What Is the FDIC?
When the Great Depression hit the United States in the late 1920s, banks collapsed like houses of cards. How did this hurt consumers? When the banks failed, they lost their customers' money. Failed banks lost an estimated $1.3 billion of consumers' deposited money between 1929 and 1933.

AFP/Paul J. Richards
The sorrowful faces of the life-size statues are a powerful expression of the times, showing the inactivity and troubles of everyday citizens during the Great Depression.
To help rectify the situation, President Franklin D. Roosevelt signed the Banking Act of 1933, which, among other things, created the Federal Deposit Insurance Corporation. The primary purpose of the FDIC was to ensure that consumers who banked with an insured bank didn't lose their money if the bank curled up and died. For this insurance coverage, banks paid a flat-rate premium of $2,500 per depositor, which increased to $5,000 soon after the FDIC's founding. Although certainly no panacea for the Great Depression, this insurance helped to restore consumer confidence in banking institutions.
Other major events in the FDIC's history include:
- The Federal Deposit Insurance Act of 1950 boosted insurance coverage to $10,000 per depositor. This law also authorized the FDIC to invest money in (or "bail out") a failing U.S. bank, if the bank's failure would cause serious economic turmoil in the community it served. Without a bank to invest in business and community development, a city or region can be left financially impaired or devastated. The FDIC usually uses the term "too big to fail" to describe such financial institutions.

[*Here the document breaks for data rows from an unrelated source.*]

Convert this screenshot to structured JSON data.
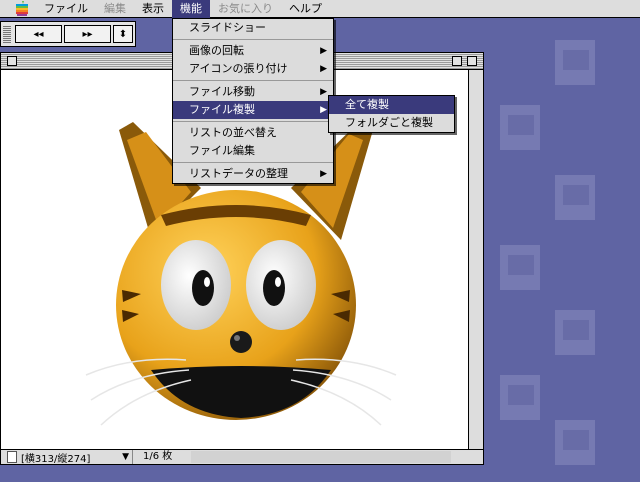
{
  "menubar": {
    "items": [
      {
        "label": "ファイル",
        "state": "normal"
      },
      {
        "label": "編集",
        "state": "disabled"
      },
      {
        "label": "表示",
        "state": "normal"
      },
      {
        "label": "機能",
        "state": "active"
      },
      {
        "label": "お気に入り",
        "state": "disabled"
      },
      {
        "label": "ヘルプ",
        "state": "normal"
      }
    ]
  },
  "palette": {
    "rewind_icon": "◂◂",
    "forward_icon": "▸▸",
    "stepper_icon": "⬍"
  },
  "function_menu": {
    "items": [
      {
        "label": "スライドショー",
        "submenu": false,
        "active": false,
        "separator_after": true
      },
      {
        "label": "画像の回転",
        "submenu": true,
        "active": false,
        "separator_after": false
      },
      {
        "label": "アイコンの張り付け",
        "submenu": true,
        "active": false,
        "separator_after": true
      },
      {
        "label": "ファイル移動",
        "submenu": true,
        "active": false,
        "separator_after": false
      },
      {
        "label": "ファイル複製",
        "submenu": true,
        "active": true,
        "separator_after": true
      },
      {
        "label": "リストの並べ替え",
        "submenu": false,
        "active": false,
        "separator_after": false
      },
      {
        "label": "ファイル編集",
        "submenu": false,
        "active": false,
        "separator_after": true
      },
      {
        "label": "リストデータの整理",
        "submenu": true,
        "active": false,
        "separator_after": false
      }
    ]
  },
  "copy_submenu": {
    "items": [
      {
        "label": "全て複製",
        "active": true
      },
      {
        "label": "フォルダごと複製",
        "active": false
      }
    ]
  },
  "status": {
    "dimensions": "[横313/縦274]",
    "count": "1/6 枚"
  },
  "colors": {
    "desktop": "#5f64a3",
    "highlight": "#3a3a7c",
    "cat_face": "#e8a21a"
  }
}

- The Depository Institutions Deregulation and Monetary Control Act of 1980 increased the FDIC's insurance coverage to $100,000 per depositor.
- The Federal Deposit Insurance Corporation Improvement Act of 1991 changed the flat-rate premium paid by insured banks to a risk-based premium, as with health insurance and auto policies. In the 1980s, years of recession saw massive bank failures in the U.S., especially among savings and loan institutions. The FDIC spent billions of dollars to bail out banks it deemed "too big to fail," but some of these banks ended up failing anyway. To prevent the FDIC from wasting money on unwise bailouts, this Act requires Presidential approval of any bailout.